To his credit, once Beasley came out of the game for a long second-half rest, he manfully played the supportive teammate, shouting advice and encouragement from his perch on an end-of-the-bench exercise ball. From what I could hear, the content of his patter wasn’t exactly earth-shattering but, y’know, positive jams are positive jams.
Except that when he finally returned to the court in the fourth quarter he looked as lost as a baby deer. First airballing a contested jumper, then losing Mike Dunleavy on a back-cut and finally, allowing Roy Hibbert of all people to walk past him to the hoop like he (Beaz) was suddenly in ponderous thought about the sad fate of the cap-and-trade bill–this was not what you might call an inspiring performance. Did I mention that he hit five of his 16 shots?
Kurt Rambis has said that the Wolves’ offense is not yet where he’d like it to be; this was evident in the second-half on Tuesday, when things became terribly stagnant. It would be wrong to blame Beasley for all of this, although his off-balance performance certainly disrupted the continuity something awful. In fact, Wes Johnson, Wayne Ellington, Sebastian Telfair, Anthony Tolliver and even Kevin Love all took turns forcing shots in the second half. And Bassie was certainly reminiscent of his very own self of two seasons ago with his macho overdribbling and pristinely confident gunning (can he possibly not know that he shoots only 37% from the floor for his career?)

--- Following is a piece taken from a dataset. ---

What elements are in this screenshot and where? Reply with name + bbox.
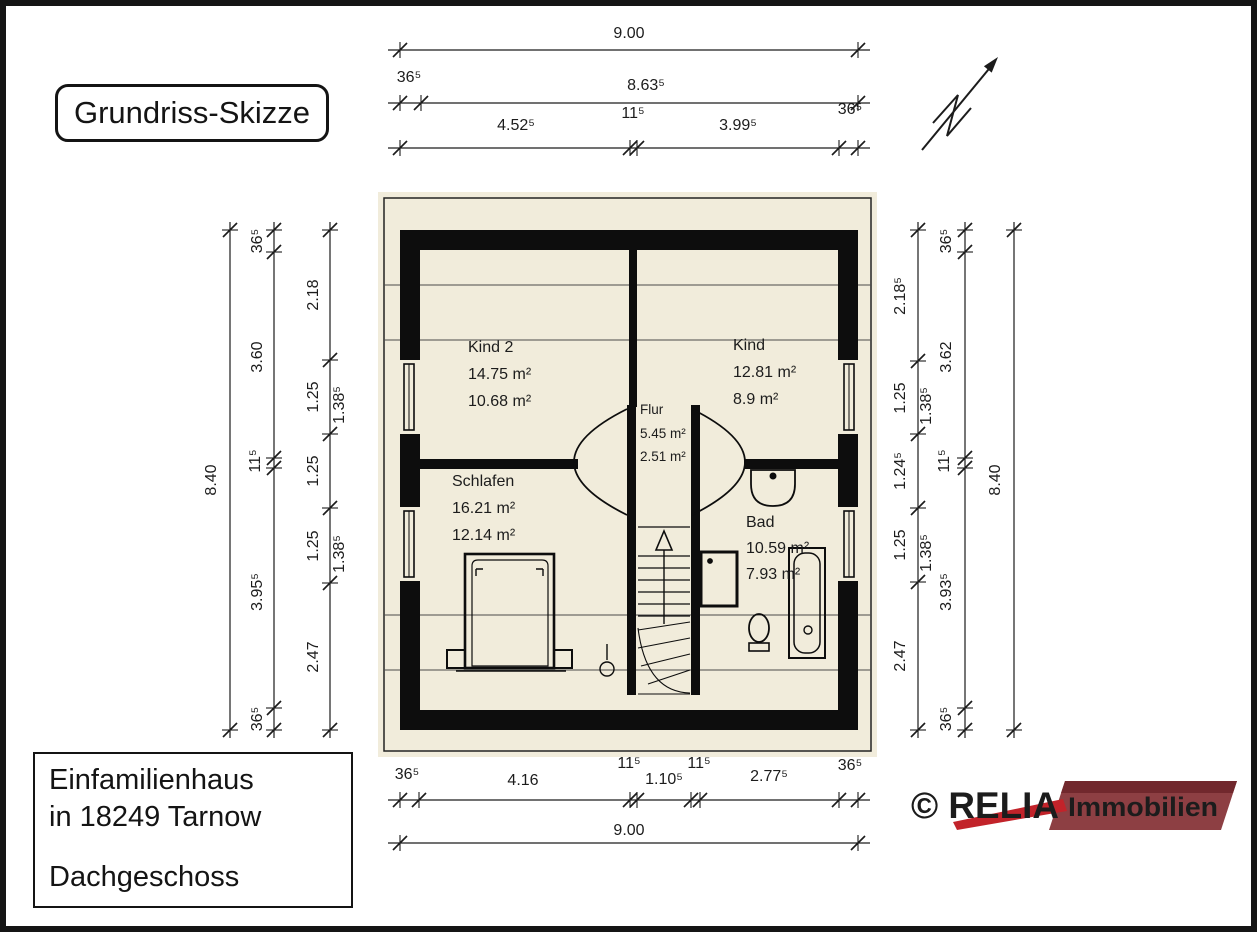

But the offensive problems seemed to stem, not from any one player, but from simple unfamiliarity and indecision. Especially without Luke Ridnour and Martell Webster on the floor, the Wolves looked tentative in executing the complex matrix of reads, reactions, cuts and passes required by Rambis’ offense. It’s plain that these young players still don’t really know each other, don’t yet really understand themselves and their places within the team.
St. Vitus’ Dance
I’m loving me some Nikola Pekovic. I realize he fouled out of this game with seven points and two rebounds after just 12 minutes and 37 seconds. But this guy is battling for boards with a righteous fervor (this is where he picked up most of those fouls); he’s showing like a maniac on pick-and-roll; he’s straight crushing people at both ends of the court. Poor, skinny Solomon Jones; all he ever wanted to do was jump really high and play basketball. Now he has to deal with a mouthful of this swarthy hunk of man:
And on top of that, after receiving his sixth foul, Pekovic returned to the bench, walked up to Darko Milicic, extended his ample rear end, flexed his arms, thrust his hips and smilingly performed an instantly recognizable “they did me in the butt” pantomime. I wonder when he’ll figure out that there are TV cameras at NBA games.
Finally, Big Pek has some truly astounding tattoos. On his shoulder is a caped, spear-and-shield wielding medieval warrior standing on…a pile of skulls! Spanning his back is the scene of, like, an ancient burning church with the superimposed face of a bearded wise man. Is Pek a member of a black metal band that I’m not aware of? Is this some epic Vidovdan homage? I’ve got to figure this out.